Halep'te Dengeler Değişiyor

HTŞ’nin Halep’e düzenlediği saldırılar, Suriye iç savaşında 2016'dan bu yana görülen en büyük askeri hareketlilik olarak değerlendiriliyor. Rejimin müttefikleri Rusya, İran ve Hizbullah’ın farklı cephelerdeki yükümlülükler nedeniyle zayıflaması, HTŞ’nin saldırılarında belirleyici bir rol oynadı. Ukrayna savaşına odaklanan Rusya, ekonomik yaptırımlar altında ezilen İran ve Lübnan’daki krizlerle mücadele eden Hizbullah, Halep’teki savunmayı zayıflatırken, HTŞ bu durumu kendi lehine çevirdi.
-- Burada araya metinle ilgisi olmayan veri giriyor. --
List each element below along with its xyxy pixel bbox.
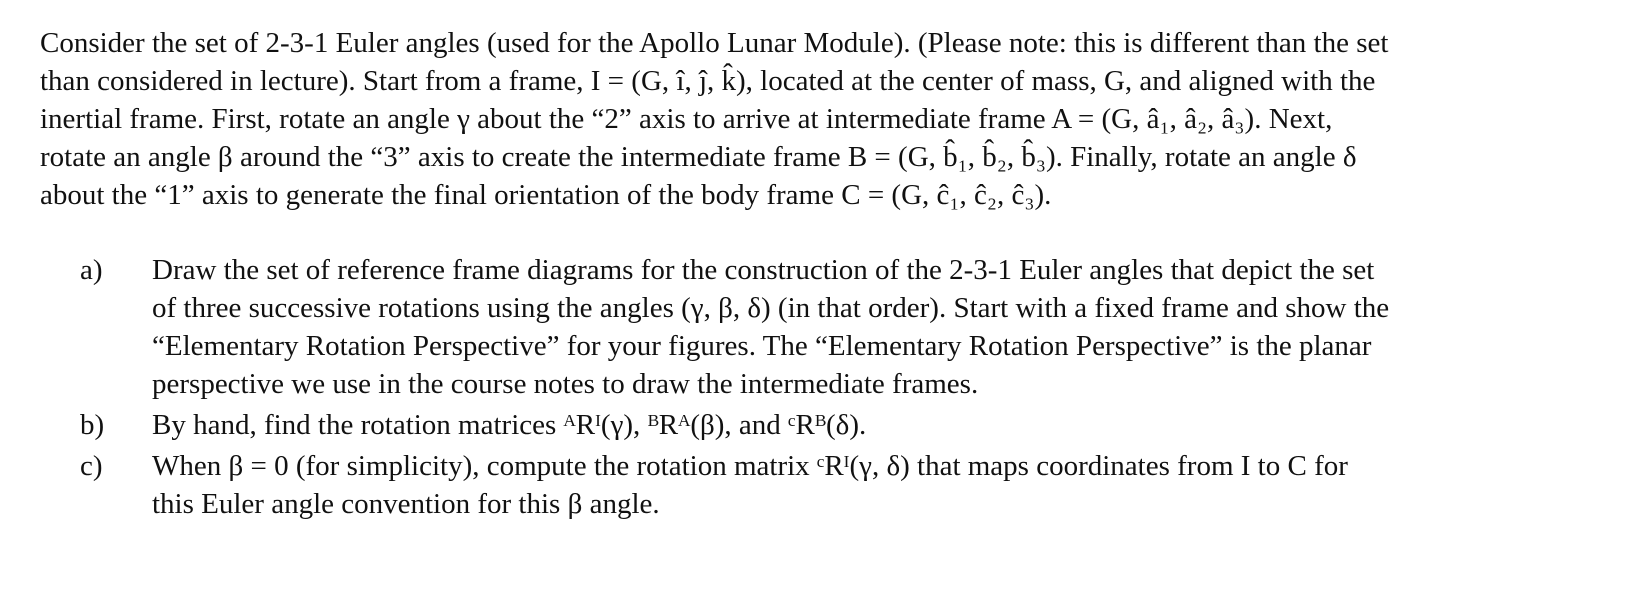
item-text: [152, 406, 866, 444]
question-item-b: [80, 406, 1620, 444]
item-line: of three successive rotations using the angles (γ, β, δ) (in that order). Start with a fixed frame and show the: [152, 292, 1390, 324]
intro-line: Consider the set of 2-3-1 Euler angles (used for the Apollo Lunar Module). (Please note: this is different than the set: [40, 27, 1389, 59]
item-text: [152, 251, 1389, 403]
item-line: this Euler angle convention for this β angle.: [152, 488, 660, 520]
item-line: perspective we use in the course notes to draw the intermediate frames.: [152, 368, 979, 400]
item-marker: b): [80, 409, 105, 441]
intro-line: rotate an angle β around the “3” axis to create the intermediate frame B = (G, b̂₁, b̂₂, b̂₃). Finally, rotate an angle δ: [40, 141, 1357, 173]
item-marker: a): [80, 254, 103, 286]
item-line: Draw the set of reference frame diagrams for the construction of the 2-3-1 Euler angles that depict the set: [152, 254, 1375, 286]
intro-line: than considered in lecture). Start from a frame, I = (G, î, ĵ, k̂), located at the center of mass, G, and aligned with the: [40, 65, 1376, 97]
question-item-a: [80, 251, 1620, 403]
item-text: [152, 447, 1348, 523]
intro-line: inertial frame. First, rotate an angle γ about the “2” axis to arrive at intermediate frame A = (G, â₁, â₂, â₃). Next,: [40, 103, 1333, 135]
question-list: [80, 251, 1620, 523]
item-line: “Elementary Rotation Perspective” for your figures. The “Elementary Rotation Perspective” is the planar: [152, 330, 1372, 362]
item-line: By hand, find the rotation matrices ᴬRᴵ(γ), ᴮRᴬ(β), and ᶜRᴮ(δ).: [152, 409, 867, 441]
item-line: When β = 0 (for simplicity), compute the rotation matrix ᶜRᴵ(γ, δ) that maps coordinates from I to C for: [152, 450, 1348, 482]
item-marker: c): [80, 450, 103, 482]
intro-line: about the “1” axis to generate the final orientation of the body frame C = (G, ĉ₁, ĉ₂, ĉ₃).: [40, 179, 1052, 211]
intro-paragraph: [40, 24, 1620, 214]
question-item-c: [80, 447, 1620, 523]
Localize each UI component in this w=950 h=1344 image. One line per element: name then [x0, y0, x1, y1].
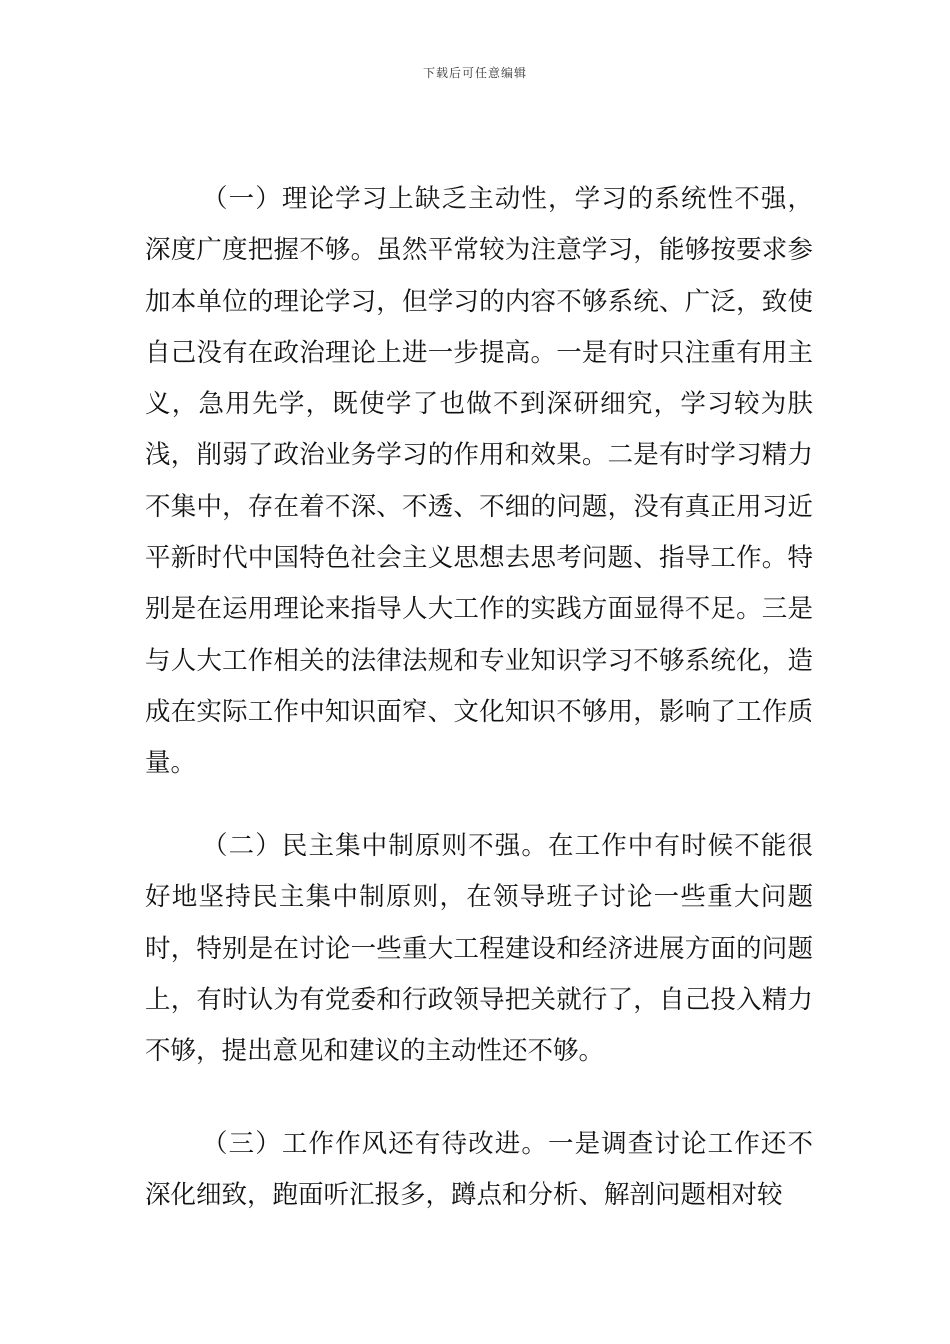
- paragraph-one: （一）理论学习上缺乏主动性，学习的系统性不强，深度广度把握不够。虽然平常较为注意学习，能够按要求参加本单位的理论学习，但学习的内容不够系统、广泛，致使自己没有在政治理论上进一步提高。一是有时只注重有用主义，急用先学，既使学了也做不到深研细究，学习较为肤浅，削弱了政治业务学习的作用和效果。二是有时学习精力不集中，存在着不深、不透、不细的问题，没有真正用习近平新时代中国特色社会主义思想去思考问题、指导工作。特别是在运用理论来指导人大工作的实践方面显得不足。三是与人大工作相关的法律法规和专业知识学习不够系统化，造成在实际工作中知识面窄、文化知识不够用，影响了工作质量。: [145, 184, 813, 779]
- paragraph-three: （三）工作作风还有待改进。一是调查讨论工作还不深化细致，跑面听汇报多，蹲点和分析、解剖问题相对较: [145, 1129, 813, 1211]
- page-header-note: 下载后可任意编辑: [422, 66, 527, 80]
- paragraph-two: （二）民主集中制原则不强。在工作中有时候不能很好地坚持民主集中制原则，在领导班子讨论一些重大问题时，特别是在讨论一些重大工程建设和经济进展方面的问题上，有时认为有党委和行政领导把关就行了，自己投入精力不够，提出意见和建议的主动性还不够。: [145, 831, 813, 1067]
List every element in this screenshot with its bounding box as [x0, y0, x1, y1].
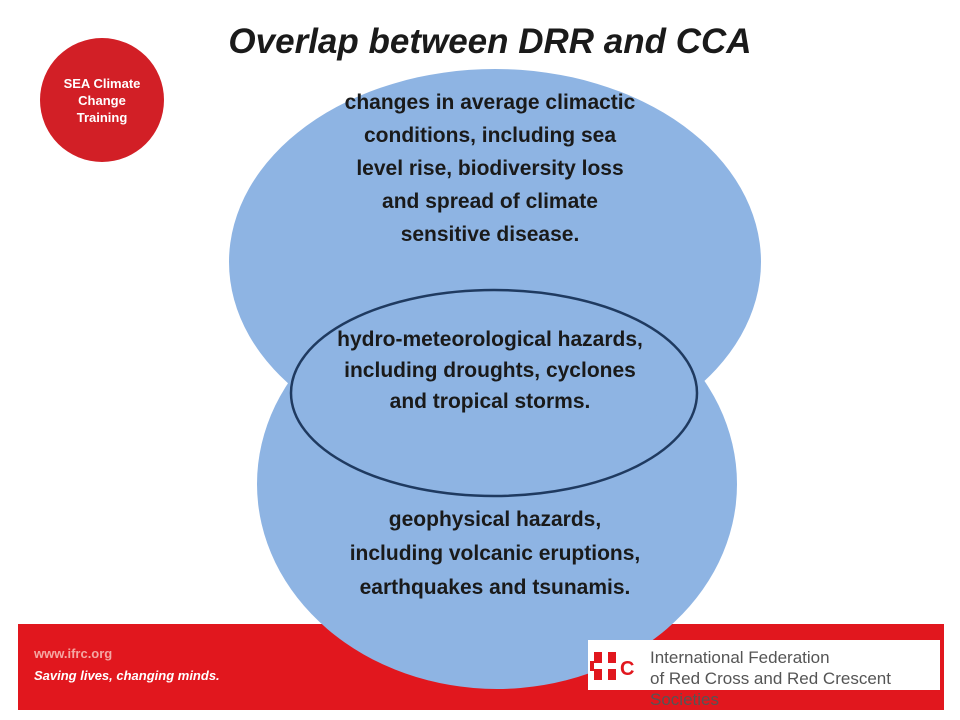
ifrc-logo-icon — [590, 644, 640, 688]
footer-tagline: Saving lives, changing minds. — [34, 668, 220, 683]
ifrc-name-line1: International Federation — [650, 648, 830, 667]
ifrc-name-line2: of Red Cross and Red Crescent Societies — [650, 669, 891, 709]
ifrc-organization-name — [650, 647, 960, 710]
badge-text: SEA Climate Change Training — [63, 75, 141, 125]
bottom-circle-text: geophysical hazards, including volcanic eruptions, earthquakes and tsunamis. — [349, 508, 641, 599]
top-circle-text: changes in average climactic conditions, including sea level rise, biodiversity loss and spread of climate sensitive disease. — [344, 91, 636, 246]
footer-url-link[interactable]: www.ifrc.org — [34, 646, 113, 661]
slide-title: Overlap between DRR and CCA — [228, 22, 752, 61]
svg-text:C: C — [620, 658, 635, 680]
overlap-text: hydro-meteorological hazards, including droughts, cyclones and tropical storms. — [337, 328, 643, 413]
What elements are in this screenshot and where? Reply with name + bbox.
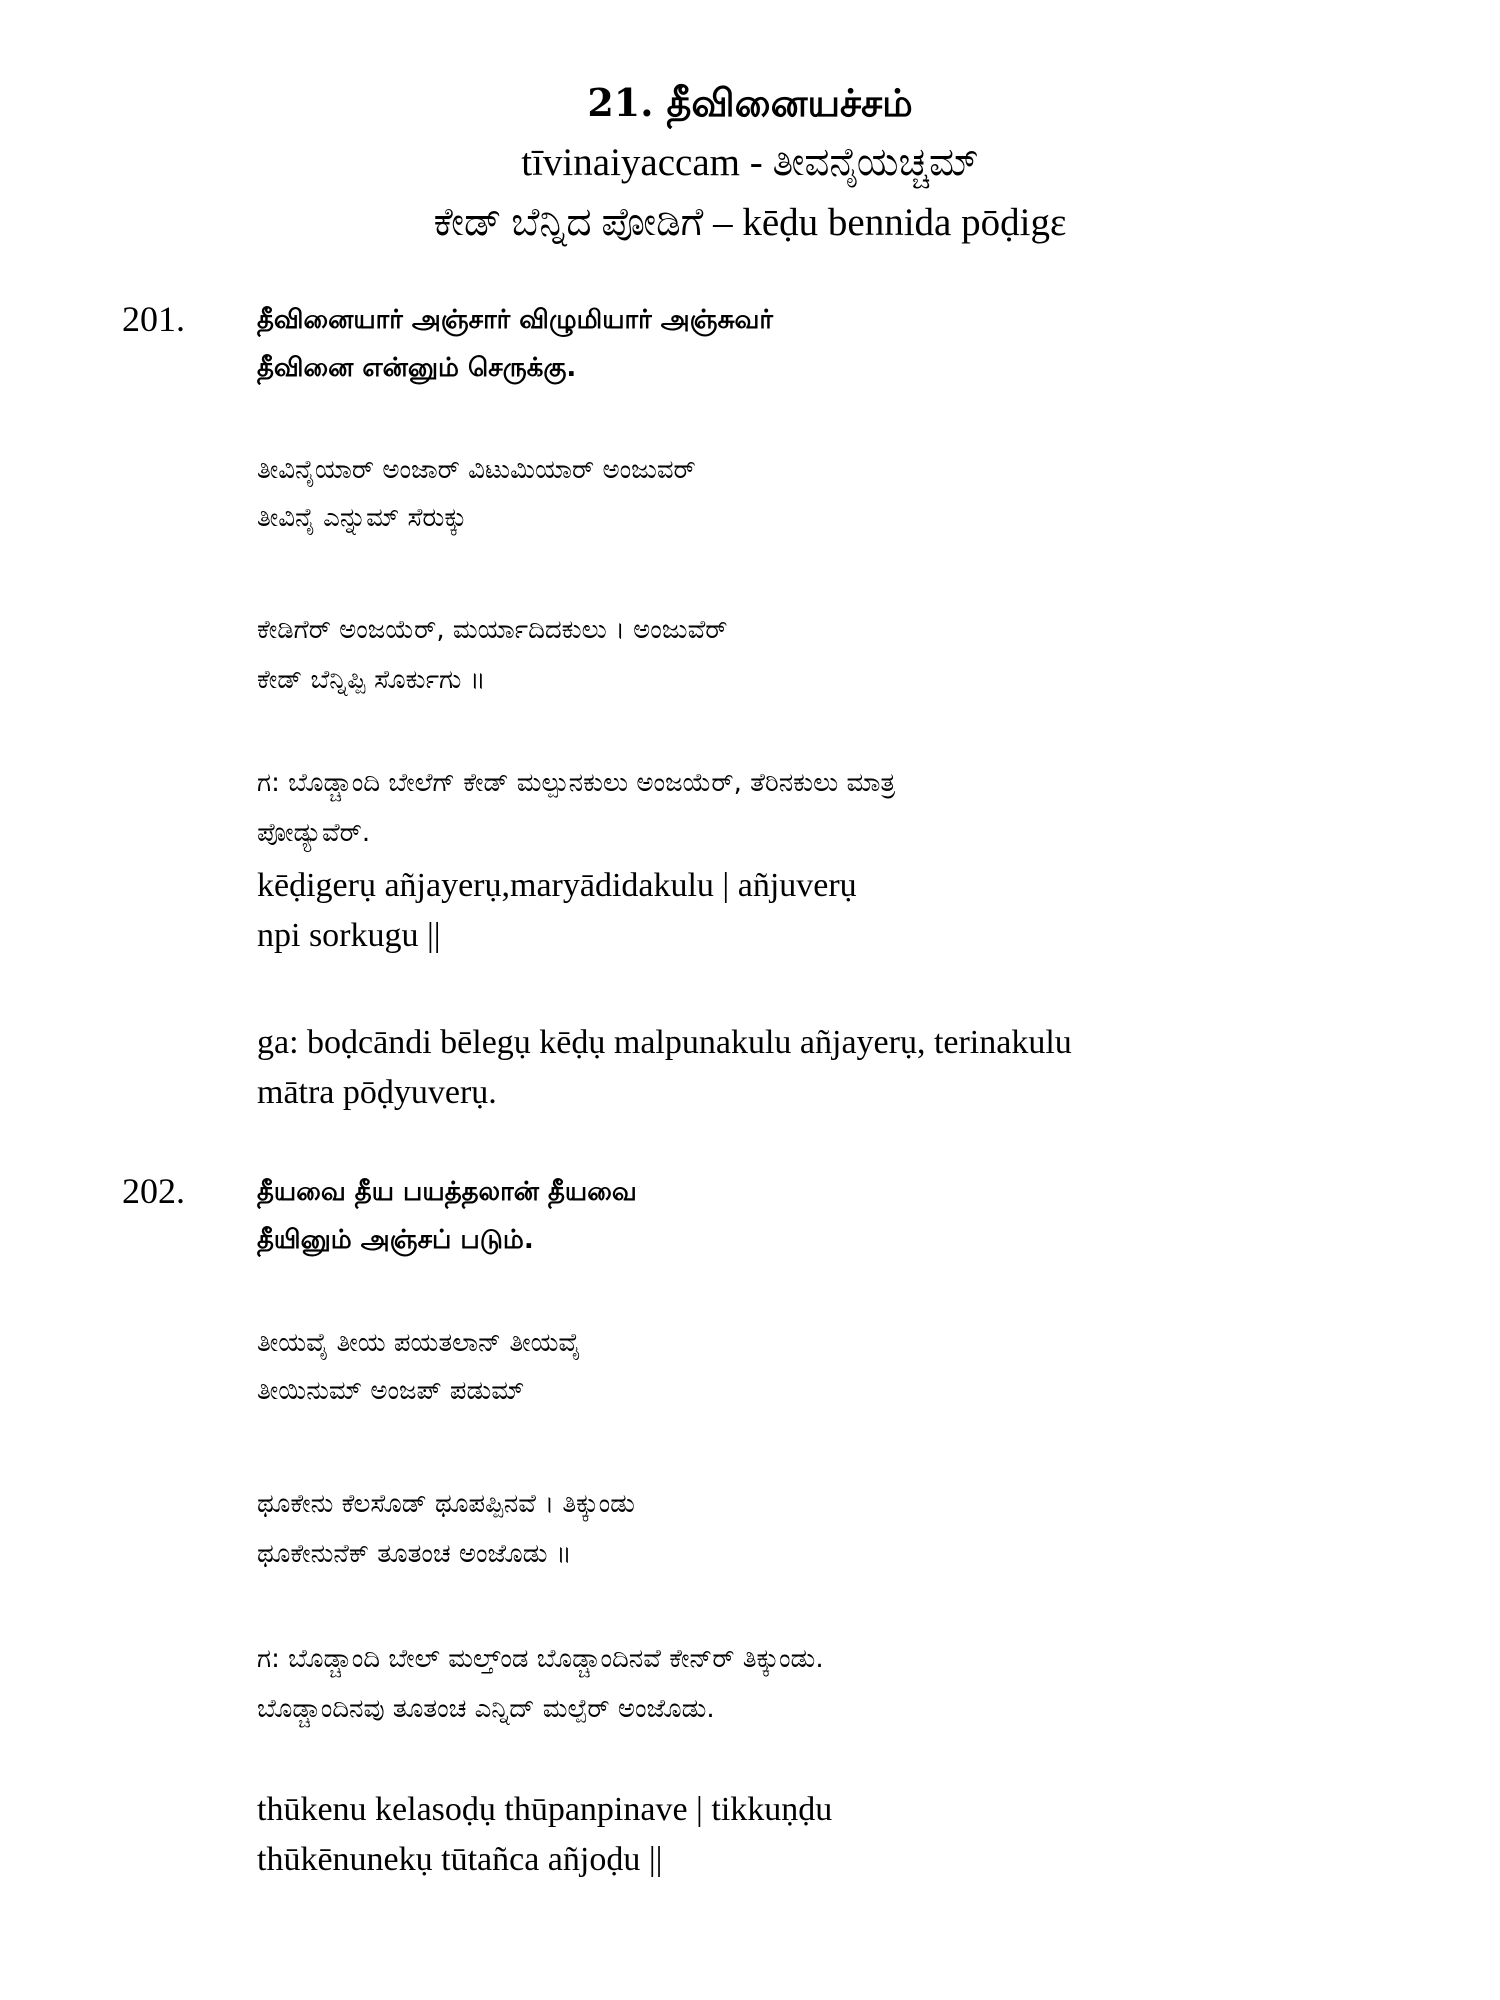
verse-line: ಕೇಡಿಗೆರ್ ಅಂಜಯೆರ್, ಮರ್ಯಾದಿದಕುಲು । ಅಂಜುವೆರ್ <box>257 615 728 645</box>
verse-line: thūkenu kelasoḍụ thūpanpinave | tikkuṇḍu <box>257 1791 833 1828</box>
verse-line: ಬೊಡ್ಚಾಂದಿನವು ತೂತಂಚ ಎನ್ನಿದ್ ಮಲ್ಪೆರ್ ಅಂಜೊಡು. <box>257 1694 715 1724</box>
verse-line: npi sorkugu || <box>257 917 441 954</box>
verse-line: ತೀವಿನೈ ಎನ್ನುಮ್ ಸೆರುಕ್ಕು <box>257 503 467 533</box>
verse-line: ಕೇಡ್ ಬೆನ್ನಿಪ್ಪಿ ಸೊರ್ಕುಗು ॥ <box>257 665 486 695</box>
verse-line: தீயவை தீய பயத்தலான் தீயவை <box>257 1177 637 1207</box>
verse-tamil-in-kannada <box>257 446 1397 542</box>
verse-tamil-in-kannada <box>257 1319 1397 1415</box>
verse-line: ಗ: ಬೊಡ್ಚಾಂದಿ ಬೇಲೆಗ್ ಕೇಡ್ ಮಲ್ಪುನಕುಲು ಅಂಜಯೆರ್, ತೆರಿನಕುಲು ಮಾತ್ರ <box>257 768 896 798</box>
verse-line: ತೀಯಿನುಮ್ ಅಂಜಪ್ ಪಡುಮ್ <box>257 1376 525 1406</box>
chapter-subtitle-tulu: ಕೇಡ್ ಬೆನ್ನಿದ ಪೋಡಿಗೆ – kēḍu bennida pōḍigɛ <box>433 201 1067 244</box>
verse-line: ತೀವಿನೈಯಾರ್ ಅಂಜಾರ್ ವಿಟುಮಿಯಾರ್ ಅಂಜುವರ್ <box>257 455 696 485</box>
verse-line: ಗ: ಬೊಡ್ಚಾಂದಿ ಬೇಲ್ ಮಲ್ತ್‌ಂಡ ಬೊಡ್ಚಾಂದಿನವೆ ಕೇನ್‌ರ್ ತಿಕ್ಕುಂಡು. <box>257 1644 824 1674</box>
verse-gloss <box>257 1634 1397 1734</box>
verse-number: 201. <box>122 299 185 339</box>
verse-tulu-translation <box>257 605 1397 705</box>
verse-number: 202. <box>122 1171 185 1211</box>
verse-tamil-text <box>257 1168 1397 1264</box>
verse-gloss <box>257 758 1397 858</box>
verse-gloss-roman <box>257 1018 1397 1118</box>
verse-line: தீவினை என்னும் செருக்கு. <box>257 353 577 383</box>
verse-line: ಥೂಕೇನುನೆಕ್ ತೂತಂಚ ಅಂಜೊಡು ॥ <box>257 1539 572 1569</box>
verse-tulu-translation <box>257 1479 1397 1579</box>
chapter-subtitle-transliteration: tīvinaiyaccam - ತೀವನೈಯಚ್ಚಮ್ <box>521 141 979 184</box>
verse-line: kēḍigerụ añjayerụ,maryādidakulu | añjuverụ <box>257 867 857 904</box>
chapter-title: 21. தீவினையச்சம் <box>587 80 913 125</box>
verse-line: ತೀಯವೈ ತೀಯ ಪಯತಲಾನ್ ತೀಯವೈ <box>257 1328 581 1358</box>
verse-line: தீவினையார் அஞ்சார் விழுமியார் அஞ்சுவர் <box>257 305 774 335</box>
verse-line: ಪೋಡ್ಯುವೆರ್. <box>257 818 371 848</box>
verse-tamil-text <box>257 296 1397 392</box>
verse-line: ಥೂಕೇನು ಕೆಲಸೊಡ್ ಥೂಪಪ್ಪಿನವೆ । ತಿಕ್ಕುಂಡು <box>257 1489 635 1519</box>
verse-tulu-roman <box>257 861 1397 961</box>
verse-line: mātra pōḍyuverụ. <box>257 1074 497 1111</box>
verse-line: தீயினும் அஞ்சப் படும். <box>257 1225 534 1255</box>
verse-tulu-roman <box>257 1785 1397 1885</box>
verse-line: ga: boḍcāndi bēlegụ kēḍụ malpunakulu añjayerụ, terinakulu <box>257 1024 1072 1061</box>
verse-line: thūkēnunekụ tūtañca añjoḍu || <box>257 1841 663 1878</box>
Bir Zafer mi, Yoksa Geçici Bir Başarı mı?

Halep’in HTŞ tarafından ele geçirilmesi, yalnızca askeri bir üstünlük anlamına gelmiyor. Bu tür çatışmalarda toprak kontrolünün geçici olduğu ve taraflar arasında sürekli el değiştirdiği biliniyor. Halep’te yaşananlar, yalnızca rejim güçlerinin değil, muhalif grupların da kontrol ettikleri bölgelerdeki hakimiyetlerinin ne kadar kırılgan olduğunu gösteriyor. HTŞ’nin bu zaferinin sürdürülebilirliği, halk desteği, lojistik üstünlük ve uluslararası dengeler gibi birçok faktöre bağlı.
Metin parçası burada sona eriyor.